Viemos só em três para a casa dos nossos amigos pois o Kiko, que iria embora na terça-feira, preferiu ficar na casa de um amigo do trabalho. Mas não estava certo, ele deveria ficar conosco. Desalojados, masi ainda unidos. Depois de alguns telefonemas o convencemos a vir se juntar aos sem-teto.

Apesar de tudo isso, não conseguíamos dormir e passamos a madrugada dando risada do Kiko imitando a dona da casa ao ver o apartamento. Segundo ele, ela tinha o cabelo e a voz rouca da Nair Belo e a filha ficava rodopiando com um vestido a la Noviça Rebelde. Não tem como descrever.

Mas no meio dessa conversa toda, lembramos que os nossos amigos estavam deixando esse apartamento para morar em um bem legal que, por ter vista para o mar, foi apelidado de Copacabana.

Em uma rápida reunião, decidimos que no dia seguinte falaríamos com a corretora para ficarmos ali mesmo. Além de termos gostados do apartamento, que apesar de pequeno tem seu charme (mesmo que ainda nao tenhamos descoberto qual), só de pensar em procurar apartamento e fazer uma mudança de novo, já dava preguiça.

Até que o saldo não havia sido tão negativo. Tínhamos sido despejados, é verdade, mas já achamos um novo apartamento. Sim, podem contar. Em menos de tres meses era a minha quarta mudança.

No início da festa, uma coisa muita engraçada me aconteceu. Como ainda estávamos em poucas pessoas, o som estava baixo, e conseguimos conversar. Os primeiros a chegar foram um casal de jornalistas amigos do Kiko. Conversa vai, conversa vem, descobrimos que temos uma amiga em comum. A Bixcoito.

Mas eu não me dei por satisfeito, pois a garota me parecia muito familiar. Mais algum tempo de papo e descobrimos que nos formamos na mesma faculdade, mas ela terminou um ano antes. Matei a charada. Ela é amiga de uma garota que me dava carona pra faculdade no primeiro ano. Quando falei que eu era aquele estagiário que ia com elas foi uma festa, não acreditávamos que depois de oito anos íamos nos encontrar em uma festa na Irlanda. Esse mundo é muito pequeno mesmo.

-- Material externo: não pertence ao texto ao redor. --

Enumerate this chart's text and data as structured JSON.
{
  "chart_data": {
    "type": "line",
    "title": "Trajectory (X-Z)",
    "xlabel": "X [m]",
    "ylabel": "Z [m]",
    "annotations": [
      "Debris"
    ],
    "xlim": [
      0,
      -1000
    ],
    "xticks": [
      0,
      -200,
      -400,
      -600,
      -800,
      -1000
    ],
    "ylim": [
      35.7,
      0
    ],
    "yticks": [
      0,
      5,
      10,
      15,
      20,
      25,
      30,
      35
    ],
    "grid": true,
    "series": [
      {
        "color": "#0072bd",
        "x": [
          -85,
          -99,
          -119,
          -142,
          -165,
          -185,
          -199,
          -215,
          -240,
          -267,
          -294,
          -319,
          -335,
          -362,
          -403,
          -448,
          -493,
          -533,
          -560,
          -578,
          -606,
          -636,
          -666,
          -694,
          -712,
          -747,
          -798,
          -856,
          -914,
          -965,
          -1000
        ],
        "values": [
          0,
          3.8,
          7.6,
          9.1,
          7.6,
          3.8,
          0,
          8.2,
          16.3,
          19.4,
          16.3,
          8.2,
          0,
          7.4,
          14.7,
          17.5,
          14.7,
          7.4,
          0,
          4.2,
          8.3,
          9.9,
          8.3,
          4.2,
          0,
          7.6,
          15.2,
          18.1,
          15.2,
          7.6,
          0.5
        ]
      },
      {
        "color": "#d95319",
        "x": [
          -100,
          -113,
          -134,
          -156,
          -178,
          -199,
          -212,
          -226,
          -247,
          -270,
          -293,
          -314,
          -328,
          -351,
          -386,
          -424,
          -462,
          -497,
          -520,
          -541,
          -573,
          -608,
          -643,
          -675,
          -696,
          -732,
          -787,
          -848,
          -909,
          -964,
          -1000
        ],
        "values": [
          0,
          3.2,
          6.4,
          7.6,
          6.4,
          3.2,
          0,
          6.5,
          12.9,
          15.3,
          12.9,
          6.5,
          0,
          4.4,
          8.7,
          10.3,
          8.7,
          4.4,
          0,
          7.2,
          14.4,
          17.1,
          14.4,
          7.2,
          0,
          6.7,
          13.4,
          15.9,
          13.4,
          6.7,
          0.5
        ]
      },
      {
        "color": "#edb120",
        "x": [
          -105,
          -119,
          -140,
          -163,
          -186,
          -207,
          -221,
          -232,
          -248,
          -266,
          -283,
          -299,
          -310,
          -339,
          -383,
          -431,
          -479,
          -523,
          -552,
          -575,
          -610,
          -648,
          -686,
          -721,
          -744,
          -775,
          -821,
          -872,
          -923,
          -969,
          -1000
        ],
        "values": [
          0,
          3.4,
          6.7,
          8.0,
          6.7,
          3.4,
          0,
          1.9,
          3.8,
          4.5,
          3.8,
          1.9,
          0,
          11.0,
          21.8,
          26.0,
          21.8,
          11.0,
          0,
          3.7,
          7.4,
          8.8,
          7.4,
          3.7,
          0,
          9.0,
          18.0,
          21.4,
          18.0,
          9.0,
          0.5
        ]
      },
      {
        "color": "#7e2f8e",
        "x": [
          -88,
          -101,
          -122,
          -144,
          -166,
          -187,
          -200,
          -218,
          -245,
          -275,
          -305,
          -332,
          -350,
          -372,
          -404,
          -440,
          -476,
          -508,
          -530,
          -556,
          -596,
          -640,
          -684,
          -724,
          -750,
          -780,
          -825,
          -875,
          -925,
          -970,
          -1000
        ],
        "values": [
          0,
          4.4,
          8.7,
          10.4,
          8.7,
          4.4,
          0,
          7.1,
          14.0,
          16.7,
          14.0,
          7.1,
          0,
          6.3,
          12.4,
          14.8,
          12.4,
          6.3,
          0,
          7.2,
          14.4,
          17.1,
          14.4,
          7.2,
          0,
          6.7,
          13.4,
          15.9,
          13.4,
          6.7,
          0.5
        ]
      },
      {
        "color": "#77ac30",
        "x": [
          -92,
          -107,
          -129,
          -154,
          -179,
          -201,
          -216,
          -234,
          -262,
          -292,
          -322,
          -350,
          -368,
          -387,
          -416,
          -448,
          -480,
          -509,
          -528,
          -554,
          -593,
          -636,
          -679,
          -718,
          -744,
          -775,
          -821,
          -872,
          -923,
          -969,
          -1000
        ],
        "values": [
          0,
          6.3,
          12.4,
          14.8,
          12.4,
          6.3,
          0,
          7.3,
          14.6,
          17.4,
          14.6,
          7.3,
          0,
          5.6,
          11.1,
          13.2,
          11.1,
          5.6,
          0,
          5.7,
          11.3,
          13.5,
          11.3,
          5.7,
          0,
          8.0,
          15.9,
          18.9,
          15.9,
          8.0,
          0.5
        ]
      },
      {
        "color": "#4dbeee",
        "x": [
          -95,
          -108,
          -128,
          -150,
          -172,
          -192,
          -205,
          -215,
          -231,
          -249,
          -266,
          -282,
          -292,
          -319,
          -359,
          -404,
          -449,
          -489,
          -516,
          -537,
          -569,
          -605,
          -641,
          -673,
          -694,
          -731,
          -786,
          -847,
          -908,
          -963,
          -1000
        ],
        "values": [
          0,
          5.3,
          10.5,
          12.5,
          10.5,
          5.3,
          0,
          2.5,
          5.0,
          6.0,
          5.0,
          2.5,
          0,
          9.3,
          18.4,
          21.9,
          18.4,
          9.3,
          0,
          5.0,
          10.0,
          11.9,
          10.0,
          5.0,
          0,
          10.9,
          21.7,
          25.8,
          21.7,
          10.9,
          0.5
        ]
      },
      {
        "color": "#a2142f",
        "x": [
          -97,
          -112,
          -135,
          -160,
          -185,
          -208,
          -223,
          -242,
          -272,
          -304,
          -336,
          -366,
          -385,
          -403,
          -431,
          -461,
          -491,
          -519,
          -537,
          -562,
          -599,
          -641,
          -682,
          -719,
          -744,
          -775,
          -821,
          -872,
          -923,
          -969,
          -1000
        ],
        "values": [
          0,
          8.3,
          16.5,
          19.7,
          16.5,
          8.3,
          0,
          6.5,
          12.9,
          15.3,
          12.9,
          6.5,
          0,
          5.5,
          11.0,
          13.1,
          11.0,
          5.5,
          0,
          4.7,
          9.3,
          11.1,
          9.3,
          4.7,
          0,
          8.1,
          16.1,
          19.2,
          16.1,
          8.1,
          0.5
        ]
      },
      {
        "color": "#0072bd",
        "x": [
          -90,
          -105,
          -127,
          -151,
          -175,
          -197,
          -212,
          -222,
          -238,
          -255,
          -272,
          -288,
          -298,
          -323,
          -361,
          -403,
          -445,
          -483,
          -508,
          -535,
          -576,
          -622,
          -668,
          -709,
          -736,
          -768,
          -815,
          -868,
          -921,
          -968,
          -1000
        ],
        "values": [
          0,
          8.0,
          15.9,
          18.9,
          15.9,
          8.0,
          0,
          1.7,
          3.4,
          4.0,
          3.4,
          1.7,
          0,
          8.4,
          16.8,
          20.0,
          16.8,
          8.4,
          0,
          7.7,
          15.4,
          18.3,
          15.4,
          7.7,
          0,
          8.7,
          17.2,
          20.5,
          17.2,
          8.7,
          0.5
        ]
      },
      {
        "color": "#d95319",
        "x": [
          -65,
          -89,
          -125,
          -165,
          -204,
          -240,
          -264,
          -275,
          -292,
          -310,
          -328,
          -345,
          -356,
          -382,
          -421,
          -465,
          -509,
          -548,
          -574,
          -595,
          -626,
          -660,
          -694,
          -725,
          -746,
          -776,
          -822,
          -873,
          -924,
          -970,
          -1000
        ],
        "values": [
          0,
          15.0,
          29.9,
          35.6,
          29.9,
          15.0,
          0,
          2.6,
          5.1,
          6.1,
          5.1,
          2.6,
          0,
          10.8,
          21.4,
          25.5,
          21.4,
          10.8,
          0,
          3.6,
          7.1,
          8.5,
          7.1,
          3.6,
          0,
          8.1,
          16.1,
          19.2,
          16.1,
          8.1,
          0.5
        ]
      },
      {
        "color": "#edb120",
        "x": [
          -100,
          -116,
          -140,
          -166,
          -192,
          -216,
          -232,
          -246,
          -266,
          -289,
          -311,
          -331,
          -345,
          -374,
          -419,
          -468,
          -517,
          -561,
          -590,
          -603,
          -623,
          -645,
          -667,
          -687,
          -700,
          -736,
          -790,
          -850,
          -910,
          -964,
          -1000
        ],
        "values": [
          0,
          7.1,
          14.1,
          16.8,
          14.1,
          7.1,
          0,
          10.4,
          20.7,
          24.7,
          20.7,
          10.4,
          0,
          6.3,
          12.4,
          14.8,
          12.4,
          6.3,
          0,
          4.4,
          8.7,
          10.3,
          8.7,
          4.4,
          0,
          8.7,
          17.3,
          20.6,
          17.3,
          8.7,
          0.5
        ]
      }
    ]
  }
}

A festa ia tomando cada vez um rumo melhor. As músicas estavam sendo muito bem escolhidas pelo Kiko e o pessoal estava muito animado. A não ser a nossa nova flatmate, que me chama de canto e pergunta se seria muito chato ela lavar uma calça, pois precisava trabalhar no dia seguinte. Achei meio estranho, mas ela estava se mudando e tinha todo o direito. Depois de tirar algumas pessoas da frente da maquina, que fica na cozinha, ela conseguiu colocar sua roupa pra lavar.

A todo momento ela me pedia desculpas por não estar empolgada, mas estava com um problema de família no Brasil. Mesmo assim dizia que não estava se importando com a festa e que era até bom para ela se distrair.

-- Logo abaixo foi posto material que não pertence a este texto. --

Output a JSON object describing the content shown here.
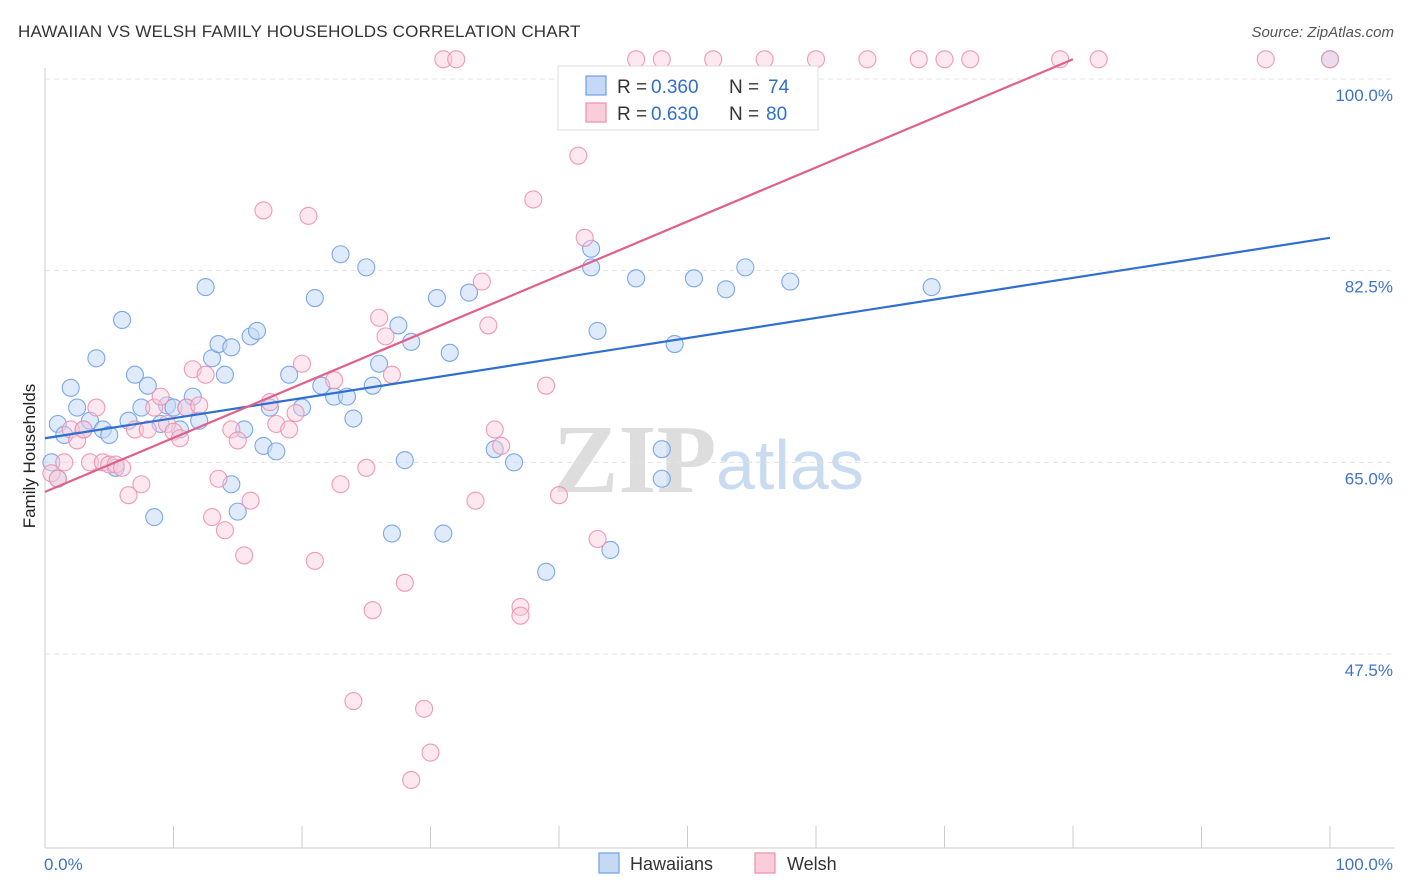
{
  "header": {
    "title": "HAWAIIAN VS WELSH FAMILY HOUSEHOLDS CORRELATION CHART",
    "source": "Source: ZipAtlas.com"
  },
  "watermark": {
    "zip": "ZIP",
    "atlas": "atlas"
  },
  "chart_data": {
    "type": "scatter",
    "title": "HAWAIIAN VS WELSH FAMILY HOUSEHOLDS CORRELATION CHART",
    "xlabel": "",
    "ylabel": "Family Households",
    "xlim": [
      0,
      100
    ],
    "ylim": [
      32,
      104
    ],
    "x_tick_labels": [
      "0.0%",
      "100.0%"
    ],
    "y_ticks": [
      47.5,
      65.0,
      82.5,
      100.0
    ],
    "y_tick_labels": [
      "47.5%",
      "65.0%",
      "82.5%",
      "100.0%"
    ],
    "grid": "horizontal dashed",
    "legend_top": [
      {
        "series": "Hawaiians",
        "r_label": "R =",
        "r_value": "0.360",
        "n_label": "N =",
        "n_value": "74",
        "color": "#6d9eeb"
      },
      {
        "series": "Welsh",
        "r_label": "R =",
        "r_value": "0.630",
        "n_label": "N =",
        "n_value": "80",
        "color": "#ef8fad"
      }
    ],
    "legend_bottom": [
      "Hawaiians",
      "Welsh"
    ],
    "series": [
      {
        "name": "Hawaiians",
        "color": "#6d9eeb",
        "trend_color": "#2f6fd0",
        "trend": [
          [
            0,
            67.2
          ],
          [
            100,
            85.5
          ]
        ],
        "points": [
          [
            0.5,
            65
          ],
          [
            1,
            68.5
          ],
          [
            1.5,
            67.5
          ],
          [
            2,
            71.8
          ],
          [
            2.5,
            70
          ],
          [
            3,
            68
          ],
          [
            3.5,
            68.8
          ],
          [
            4,
            74.5
          ],
          [
            4.5,
            68
          ],
          [
            5,
            67.5
          ],
          [
            5.5,
            64.5
          ],
          [
            6,
            78
          ],
          [
            6.5,
            68.8
          ],
          [
            7,
            73
          ],
          [
            7.5,
            70
          ],
          [
            8,
            72
          ],
          [
            8.5,
            60
          ],
          [
            9,
            68.5
          ],
          [
            9.5,
            70.2
          ],
          [
            10,
            70
          ],
          [
            10.5,
            68
          ],
          [
            11,
            70
          ],
          [
            11.5,
            71
          ],
          [
            12,
            68.8
          ],
          [
            12.5,
            81
          ],
          [
            13,
            74.5
          ],
          [
            13.5,
            75.8
          ],
          [
            14,
            73
          ],
          [
            14.5,
            75.5
          ],
          [
            15,
            60.5
          ],
          [
            15.5,
            68
          ],
          [
            16,
            76.5
          ],
          [
            16.5,
            77
          ],
          [
            17,
            66.5
          ],
          [
            17.5,
            70
          ],
          [
            18,
            66
          ],
          [
            19,
            73
          ],
          [
            20,
            70
          ],
          [
            21,
            80
          ],
          [
            21.5,
            72
          ],
          [
            22.5,
            71
          ],
          [
            23,
            84
          ],
          [
            23.5,
            71
          ],
          [
            24,
            69
          ],
          [
            25,
            82.8
          ],
          [
            25.5,
            72
          ],
          [
            26,
            74
          ],
          [
            27,
            58.5
          ],
          [
            27.5,
            77.5
          ],
          [
            28,
            65.2
          ],
          [
            28.5,
            76
          ],
          [
            30.5,
            80
          ],
          [
            31,
            58.5
          ],
          [
            31.5,
            75
          ],
          [
            33,
            80.5
          ],
          [
            35,
            66.2
          ],
          [
            36.5,
            65
          ],
          [
            39,
            55
          ],
          [
            42.5,
            82.8
          ],
          [
            42.5,
            84.5
          ],
          [
            43,
            77
          ],
          [
            44,
            57
          ],
          [
            46,
            81.8
          ],
          [
            48,
            66.2
          ],
          [
            48,
            63.5
          ],
          [
            49,
            75.8
          ],
          [
            50.5,
            81.8
          ],
          [
            53,
            80.8
          ],
          [
            54.5,
            82.8
          ],
          [
            58,
            81.5
          ],
          [
            69,
            81
          ],
          [
            100,
            101.8
          ],
          [
            14.5,
            63
          ],
          [
            1,
            63.5
          ]
        ]
      },
      {
        "name": "Welsh",
        "color": "#ef8fad",
        "trend_color": "#e0608a",
        "trend": [
          [
            0,
            62.3
          ],
          [
            80,
            101.8
          ]
        ],
        "points": [
          [
            0.5,
            64
          ],
          [
            1,
            63.5
          ],
          [
            1.5,
            65
          ],
          [
            2,
            68
          ],
          [
            2.5,
            67
          ],
          [
            3,
            68
          ],
          [
            3.5,
            65
          ],
          [
            4,
            70
          ],
          [
            4.5,
            65
          ],
          [
            5,
            64.8
          ],
          [
            5.5,
            64.8
          ],
          [
            6,
            64.5
          ],
          [
            6.5,
            62
          ],
          [
            7,
            68
          ],
          [
            7.5,
            63
          ],
          [
            8,
            68
          ],
          [
            8.5,
            70
          ],
          [
            9,
            71
          ],
          [
            9.5,
            68.5
          ],
          [
            10,
            67.8
          ],
          [
            10.5,
            67.2
          ],
          [
            11,
            70
          ],
          [
            11.5,
            73.5
          ],
          [
            12,
            70.2
          ],
          [
            12.5,
            73
          ],
          [
            13,
            60
          ],
          [
            13.5,
            63.5
          ],
          [
            14,
            58.8
          ],
          [
            14.5,
            68
          ],
          [
            15,
            67
          ],
          [
            15.5,
            56.5
          ],
          [
            16,
            61.5
          ],
          [
            17,
            88
          ],
          [
            17.5,
            70.5
          ],
          [
            18,
            68.5
          ],
          [
            19,
            68
          ],
          [
            19.5,
            69.5
          ],
          [
            20,
            74
          ],
          [
            20.5,
            87.5
          ],
          [
            21,
            56
          ],
          [
            22.5,
            72.5
          ],
          [
            23,
            63
          ],
          [
            24,
            43.2
          ],
          [
            25,
            64.5
          ],
          [
            25.5,
            51.5
          ],
          [
            26,
            78.2
          ],
          [
            26.5,
            76.5
          ],
          [
            27,
            73
          ],
          [
            28,
            54
          ],
          [
            29.5,
            42.5
          ],
          [
            30,
            38.5
          ],
          [
            31,
            101.8
          ],
          [
            32,
            101.8
          ],
          [
            33.5,
            61.5
          ],
          [
            34,
            81.5
          ],
          [
            34.5,
            77.5
          ],
          [
            35,
            68
          ],
          [
            35.5,
            66.5
          ],
          [
            37,
            51.8
          ],
          [
            38,
            89
          ],
          [
            39,
            72
          ],
          [
            40,
            62
          ],
          [
            41.5,
            93
          ],
          [
            42,
            85.5
          ],
          [
            43,
            58
          ],
          [
            46,
            101.8
          ],
          [
            48,
            101.8
          ],
          [
            52,
            101.8
          ],
          [
            56,
            101.8
          ],
          [
            60,
            101.8
          ],
          [
            64,
            101.8
          ],
          [
            68,
            101.8
          ],
          [
            70,
            101.8
          ],
          [
            72,
            101.8
          ],
          [
            79,
            101.8
          ],
          [
            82,
            101.8
          ],
          [
            95,
            101.8
          ],
          [
            100,
            101.8
          ],
          [
            37,
            51
          ],
          [
            28.5,
            36
          ]
        ]
      }
    ]
  }
}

Mas quando a festa está no auge, lá pelas 3h da manha, ela avisa que não quer mais morar conosco, que a festa está demais para ela. Disse não ser nada pessoal, mas ela preferiria ir embora. Negócio fechado. Àquela altura do campeonato o povo queria mais era curtir a festa.

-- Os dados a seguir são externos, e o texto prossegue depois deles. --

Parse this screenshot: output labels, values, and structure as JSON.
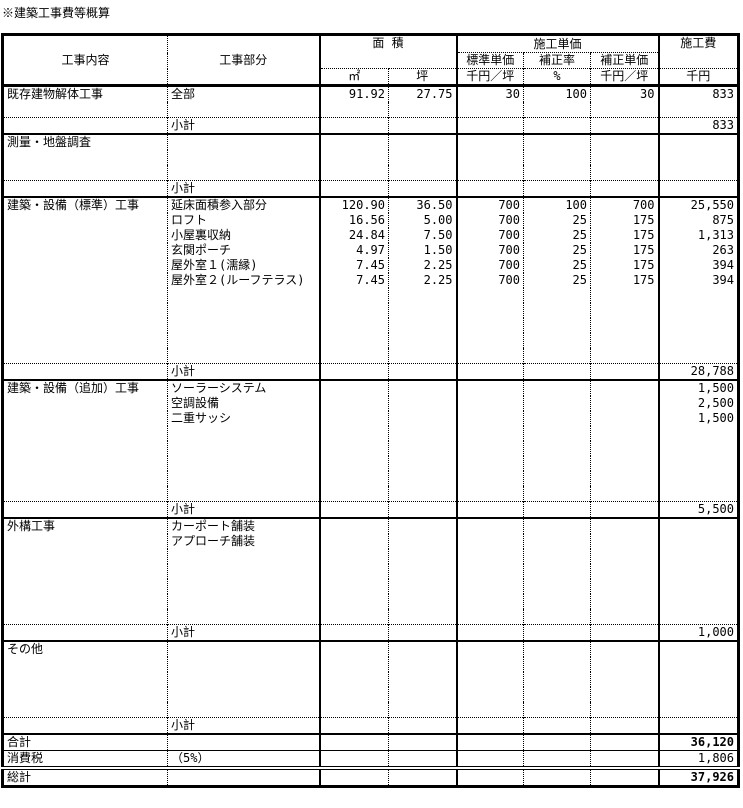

Mas ela não ia embora. Ficou mais um bom tempo na festa, até que quando decidiu ir embora uma amiga nossa irlandesa deu um tchau meio irônico. E ai que começamos a conhecer quem quase foi nossa flatmate.

Do alto dos seus 1,50m ela pulou nos cabelos da Maryon e a mordeu, no corredor do prédio. Gritava feito uma louca e pediu o dinheiro de volta. Quando viu a confusão, o Dj abaixou o som e foi ver o que estava acontecendo. Mas claro que tinha que ter um bêbado, sem noção da vida, que foi lá e aumentou a musica novamente.

Foi o suficiente para nossa quase nova flatmate, que recebeu o carinhoso apelido de “quebra-barraco”, ir ate o computador e fechá-lo, com todo o seu jeitinho carinhoso. Ai provocou a ira da dona do laptop, que foi tirar satisfação.

Mais uma vez quebra-barraco deu seu golpe contra os cabelos alheios e foi posta para fora de casa, não sem antes fazer com que os vizinho chamassem a Guarda, que foi ver o que estava acontecendo.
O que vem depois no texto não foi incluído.